Category Archives: Science

Porting code from Nvidia GPU to AMD : lesson learned

In the past several weeks I have been porting a codebase from Nvidia CUDA platform to AMD HIP. Several critical issues were encountered, some solved, some attributed to compiler bugs, some remaining unfathomable to me.

There are 3 important things I have learned so far from the painstaking debugging process.

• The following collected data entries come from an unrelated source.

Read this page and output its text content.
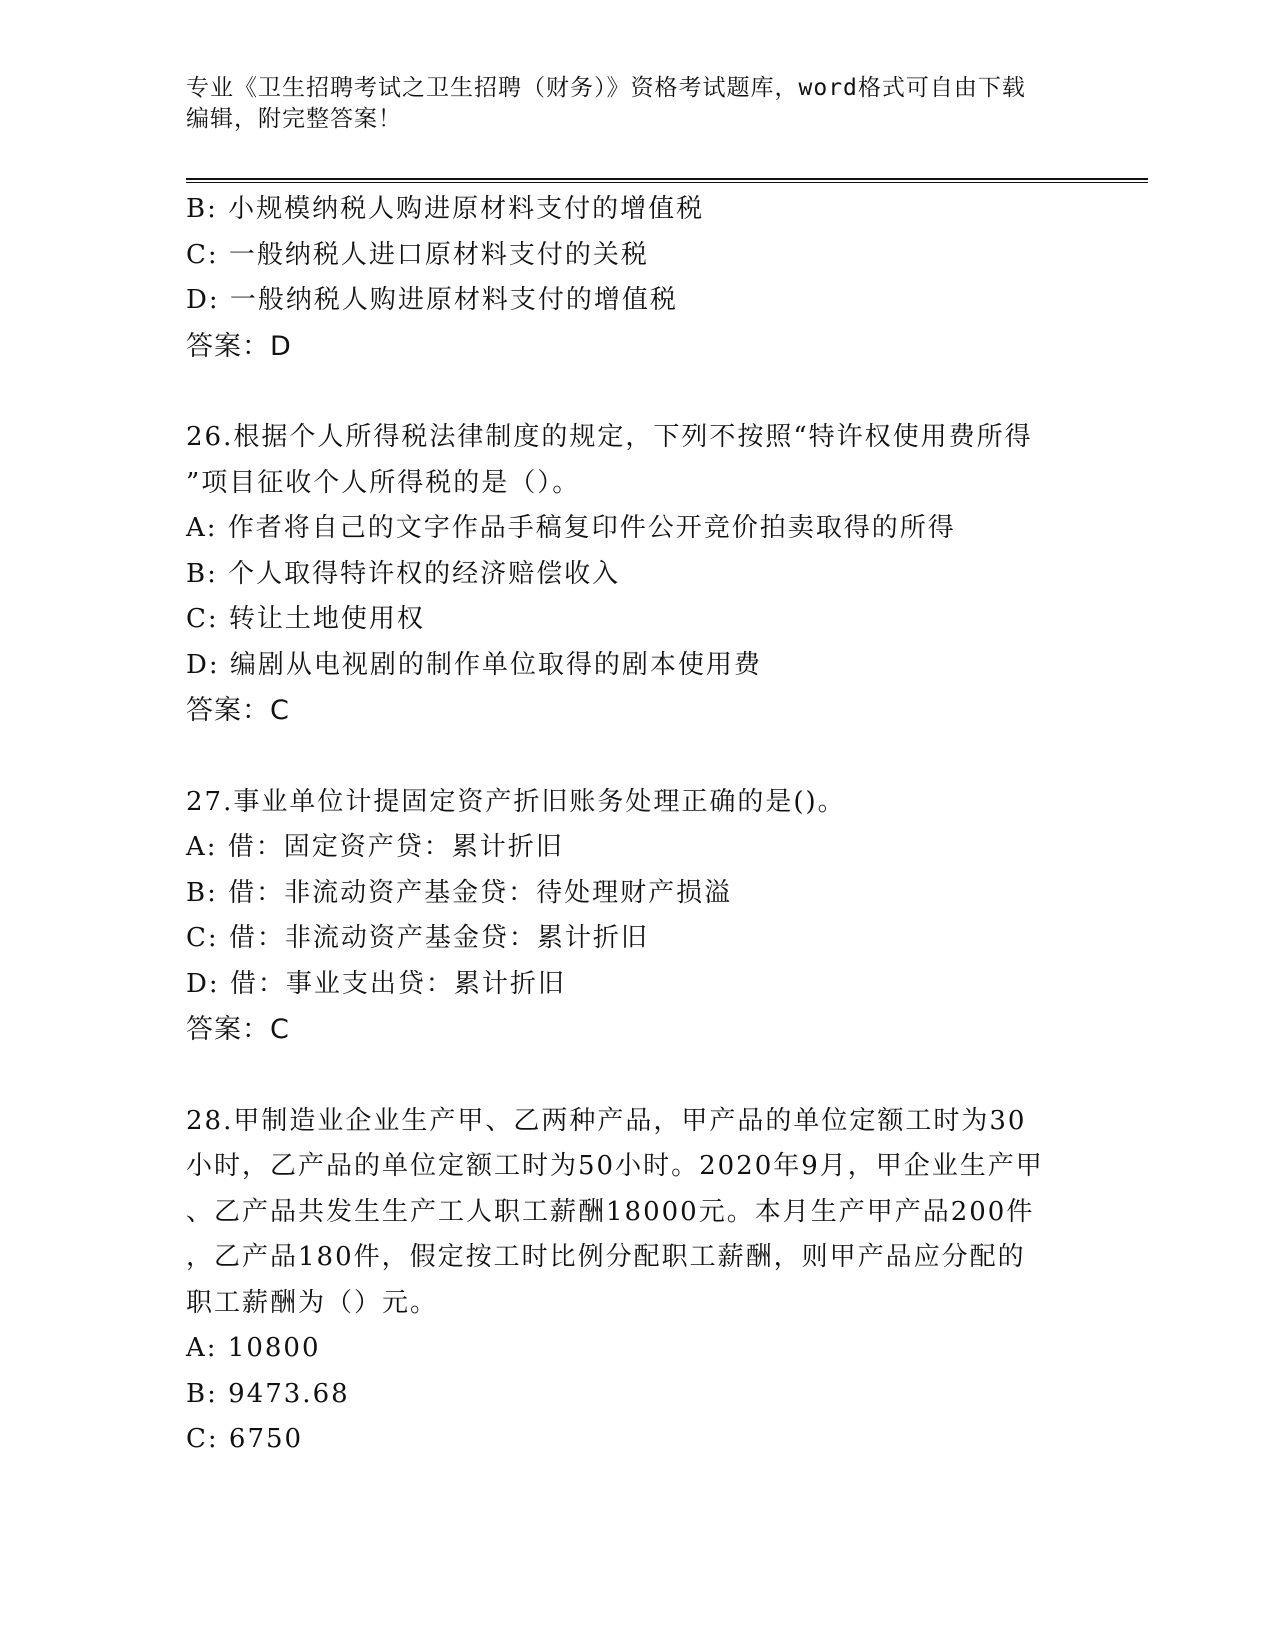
专业《卫生招聘考试之卫生招聘（财务）》资格考试题库，word格式可自由下载
编辑，附完整答案！
B: 小规模纳税人购进原材料支付的增值税
C: 一般纳税人进口原材料支付的关税
D: 一般纳税人购进原材料支付的增值税
答案：D
26.根据个人所得税法律制度的规定，下列不按照“特许权使用费所得
”项目征收个人所得税的是（）。
A: 作者将自己的文字作品手稿复印件公开竞价拍卖取得的所得
B: 个人取得特许权的经济赔偿收入
C: 转让土地使用权
D: 编剧从电视剧的制作单位取得的剧本使用费
答案：C
27.事业单位计提固定资产折旧账务处理正确的是()。
A: 借：固定资产贷：累计折旧
B: 借：非流动资产基金贷：待处理财产损溢
C: 借：非流动资产基金贷：累计折旧
D: 借：事业支出贷：累计折旧
答案：C
28.甲制造业企业生产甲、乙两种产品，甲产品的单位定额工时为30
小时，乙产品的单位定额工时为50小时。2020年9月，甲企业生产甲
、乙产品共发生生产工人职工薪酬18000元。本月生产甲产品200件
，乙产品180件，假定按工时比例分配职工薪酬，则甲产品应分配的
职工薪酬为（）元。
A: 10800
B: 9473.68
C: 6750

  • An unsigned integer with n bits only allows 0~(n-1) times bitwise left shift (<<). Excess shifts lead to undefined behavior. For Nvidia platform, 0 bit will be added, whereas for AMD, 1 bit will be added!!!
  • Currently there is a serious compiler bug: the wavefront vote function __any(pred) , which is supposed to work like __any_sync(__activemask(), pred) in CUDA, yields incorrect result in divergent threads!!!
  • This is very easy to miss: the parameter of wavefront vote functions __any(pred), __all(pred), etc is a 32-bit integer for both Nvidia and AMD platforms. If, however, a 64-bit integer is passed to the function, higher bits will be truncated!!! The solution is to explicitly cast the 64-bit integer to bool, which is then implicitly cast to int.

FindNVML.cmake done correctly — how to have CMake find Nvidia Management Library (NVML) on Windows and Linux

[Last updated on Feb 26, 2020]

The latest cmake 3.17 has just started to officially support a new module FindCUDAToolkit where NVML library is conveniently referenced by the target CUDA::nvml. With this new feature this article is now deprecated.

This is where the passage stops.